Part I of the white paper describes how the current regulatory regime controlling referrals between settlement providers often leaves service providers without a strong indication of whether they are complying with those requirements. Part II provides a background on how the passage of the Dodd-Frank Act and subsequent reforms have made RESPA Section 8 outdated and ineffective.   

Part III of the white paper proposes several solutions to modernize RESPA. The proposals include:  

Marketing Services Agreements (MSAs) and Desk Rentals 

Make changes regarding the method by which the CFPB determines whether a Marketing Services Agreement (MSA) or a desk rental agreement is an illegal hidden referral fee. These changes will allow lenders and settlement service providers to market their products competitively, receive fair compensation for that marketing, and give consumers the benefit of receiving information about alternative settlement service providers.  

The CFPB should revise its policy on rental office spaces so that whether the arrangement is a hidden referral fee is determined according to whether the amount paid for the space exceeds its fair market value.  

Additionally, in lieu of limiting the compensation for MSAs to the fair market value of the agreement, a lender or settlement service provider instead should be required to provide disclosures to consumers explaining the marketing arrangement and disclose that the consumer is free to choose other settlement service providers. 


Digital Marketing and Lead Generation  

The CFPB should recognize advances in how modern businesses communicate and make it easier for lenders to digitally market their products to consumers.  

In 2023, the CFPB released an Advisory Opinion on Digital Mortgage Comparison-Shopping Platforms that prohibited the non-neutral display of lenders, deeming it an Unfair, Deceptive, or Abusive Act or Practice and RESPA violation. MBA disagrees and believes that the CFPB should fully repeal the Advisory Opinion.  

The CFPB should also amend Regulation X to allow lenders to advertise and market their products or services directly to settlement service providers, so long as the marketing does not provide a thing of value in return for referrals.  

Lastly, the CFPB should clarify that mass marketing advertisements, even if they are tailored for an individual borrower profile, are not referrals.  


Affiliated Business Arrangements (AfBA)  

The CFPB should update its guidance on affiliated business arrangements (AfBAs) to reflect the modern work from home environment by eliminating outdated factors in HUD’s 1996-2 Statement of Policy.  
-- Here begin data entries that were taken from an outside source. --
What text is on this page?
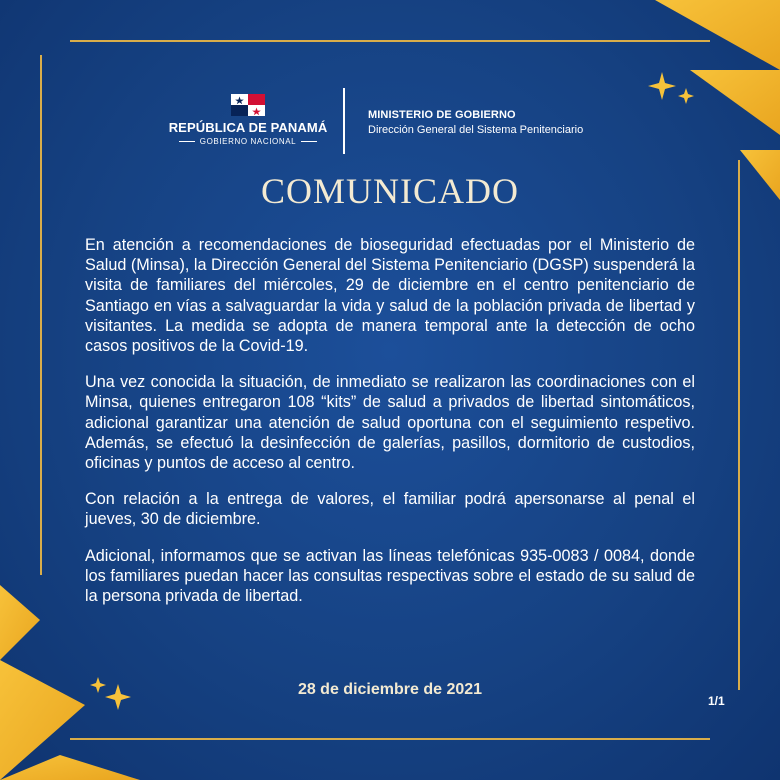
REPÚBLICA DE PANAMÁ
GOBIERNO NACIONAL
MINISTERIO DE GOBIERNO
Dirección General del Sistema Penitenciario
COMUNICADO

En atención a recomendaciones de bioseguridad efectuadas por el Ministerio de Salud (Minsa), la Dirección General del Sistema Penitenciario (DGSP) suspenderá la visita de familiares del miércoles, 29 de diciembre en el centro penitenciario de Santiago en vías a salvaguardar la vida y salud de la población privada de libertad y visitantes. La medida se adopta de manera temporal ante la detección de ocho casos positivos de la Covid-19.

Una vez conocida la situación, de inmediato se realizaron las coordinaciones con el Minsa, quienes entregaron 108 “kits” de salud a privados de libertad sintomáticos, adicional garantizar una atención de salud oportuna con el seguimiento respetivo. Además, se efectuó la desinfección de galerías, pasillos, dormitorio de custodios, oficinas y puntos de acceso al centro.

Con relación a la entrega de valores, el familiar podrá apersonarse al penal el jueves, 30 de diciembre.

Adicional, informamos que se activan las líneas telefónicas 935-0083 / 0084, donde los familiares puedan hacer las consultas respectivas sobre el estado de su salud de la persona privada de libertad.

28 de diciembre de 2021
1/1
To give greater clarity to entities relying on this exception, the CFPB should modify or eliminate several factors used to determine if an affiliate is a sham business, including whether the affiliate has dedicated office space, whether it does business with parties other than those that created the affiliate, and whether the workforce of the affiliate is made up of employees or independent contractors. 

The CFPB and Congress should make several changes to simplify affiliated business disclosures to make it easier for consumers to receive and understand information about the affiliate arrangement and thereby make it easier to shop for alternative settlement service providers. This includes: 

Permitting affiliated business disclosure to be provided electronically without needing to comply with the E-Sign Act.  

Getting rid of the requirement that affiliate disclosures include an organizational chart of the affiliate. 

Removing the estimated fee section in the affiliate disclosure because consumers already receive the Loan Estimate under the TRID rule.  


Additional Recommendations 

Bring RESPA in line with current jurisprudence and ensure mortgage lenders and settlement service providers have clarity as to their potential liability.  

The CFPB should recognize in guidance and in future actions that, as demonstrated by both its plain statutory terms and its legislative history, RESPA sets only limited prohibitions on the payment of a thing of value for a referral.  

The CFPB should also update its guidance to recognize that subsequent litigation should change their interpretation of RESPA in certain situations and make changes to the way RESPA is litigated.